Make a list of any recurring problem areas, such as another prominent person with the same or similar name, and the field in which they work. Identifying pain points by using specific examples will make it easier to design a search that gets you what you need—and leaves out what you don’t.
Managing a Crisis
Crisis management is what usually comes immediately to mind whenever a PR or communications professional hears “continuous monitoring.” That’s because a crisis can change quickly.
Continuous monitoring during a crisis is essential to properly managing a crisis. Seeing which messages are resonating with journalists, how the crisis is being presented, how much coverage company spokespeople are receiving, and where they are being placed in an article—all of this information is available to you if you are monitoring and reviewing your coverage.
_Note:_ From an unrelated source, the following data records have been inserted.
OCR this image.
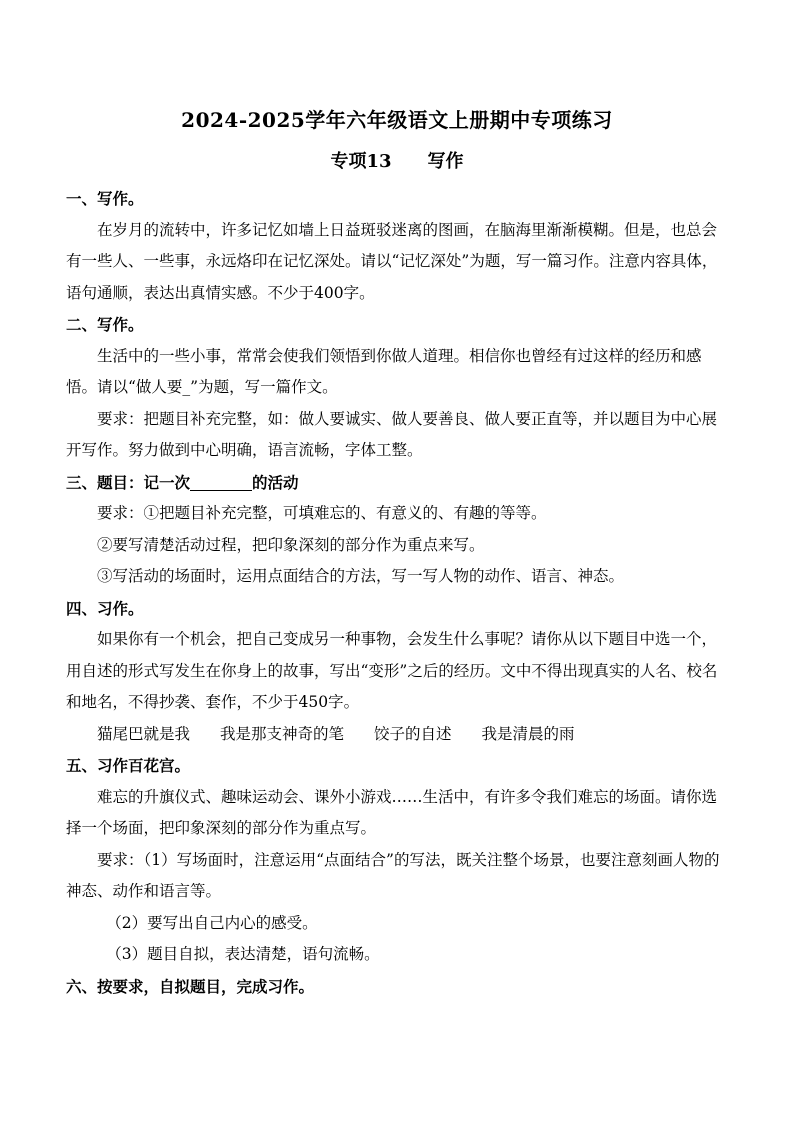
2024-2025学年六年级语文上册期中专项练习
专项13 写作
一、写作。
在岁月的流转中，许多记忆如墙上日益斑驳迷离的图画，在脑海里渐渐模糊。但是，也总会有一些人、一些事，永远烙印在记忆深处。请以“记忆深处”为题，写一篇习作。注意内容具体，语句通顺，表达出真情实感。不少于400字。
二、写作。
生活中的一些小事，常常会使我们领悟到你做人道理。相信你也曾经有过这样的经历和感悟。请以“做人要_”为题，写一篇作文。
要求：把题目补充完整，如：做人要诚实、做人要善良、做人要正直等，并以题目为中心展开写作。努力做到中心明确，语言流畅，字体工整。
三、题目：记一次	的活动
要求：①把题目补充完整，可填难忘的、有意义的、有趣的等等。
②要写清楚活动过程，把印象深刻的部分作为重点来写。
③写活动的场面时，运用点面结合的方法，写一写人物的动作、语言、神态。
四、习作。
如果你有一个机会，把自己变成另一种事物，会发生什么事呢？请你从以下题目中选一个，用自述的形式写发生在你身上的故事，写出“变形”之后的经历。文中不得出现真实的人名、校名和地名，不得抄袭、套作，不少于450字。
猫尾巴就是我 我是那支神奇的笔 饺子的自述 我是清晨的雨
五、习作百花宫。
难忘的升旗仪式、趣味运动会、课外小游戏……生活中，有许多令我们难忘的场面。请你选择一个场面，把印象深刻的部分作为重点写。
要求：（1）写场面时，注意运用“点面结合”的写法，既关注整个场景，也要注意刻画人物的神态、动作和语言等。
（2）要写出自己内心的感受。
（3）题目自拟，表达清楚，语句流畅。
六、按要求，自拟题目，完成习作。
Collecting these data points can inform your crisis response tactics, adjusting as necessary allowing you to navigate a crisis effectively.
Being Agile
The ability to respond to shifting situations has always been an important skillset for anyone working in public relations. Part of this is on the practitioner’s side. The best PR pros can shift gears quickly, whether it’s at an agency where some days you’re working on issues for multiple clients, or if you’re in-house PR for a company, where you might be asked to shift quickly from external pitching to internal comms. The other part of this is the ability to rapidly revise plans when circumstances change—and that’s where continuous monitoring fits into the picture.
Building a PR plan must incorporate some flexibility because you don’t know how breaking news might impact your plans. It’s like the weather—you can’t control it, so you’d better plan around it. How do you do that? By keeping an eye on the forecast. The same is true for PR planning, but instead of the forecast, you should be monitoring media, both traditional and social.
This will help you to build some resilience in your efforts. If a big, all-encompassing news story hits on the day you plan to send out a news release, monitoring gives you the time to make a decision as to whether to proceed or hold off until the release has a better chance of getting picked up.
Conclusion
Continuous monitoring is an effort well worth undertaking. It allows you to be better prepared for proactive planning, managing reputational efforts, and working on a crisis. In each of these situations, ongoing monitoring can improve your response time and allow for flexibility in addressing changes in the media cycle.
Real-time data is essential in a PR environment where news and social media have global reach and are “always-on.” Having a monitoring platform that is correctly tuned to the issues and people that are important to you means you’ll be able to plan, strategize, and respond when necessary.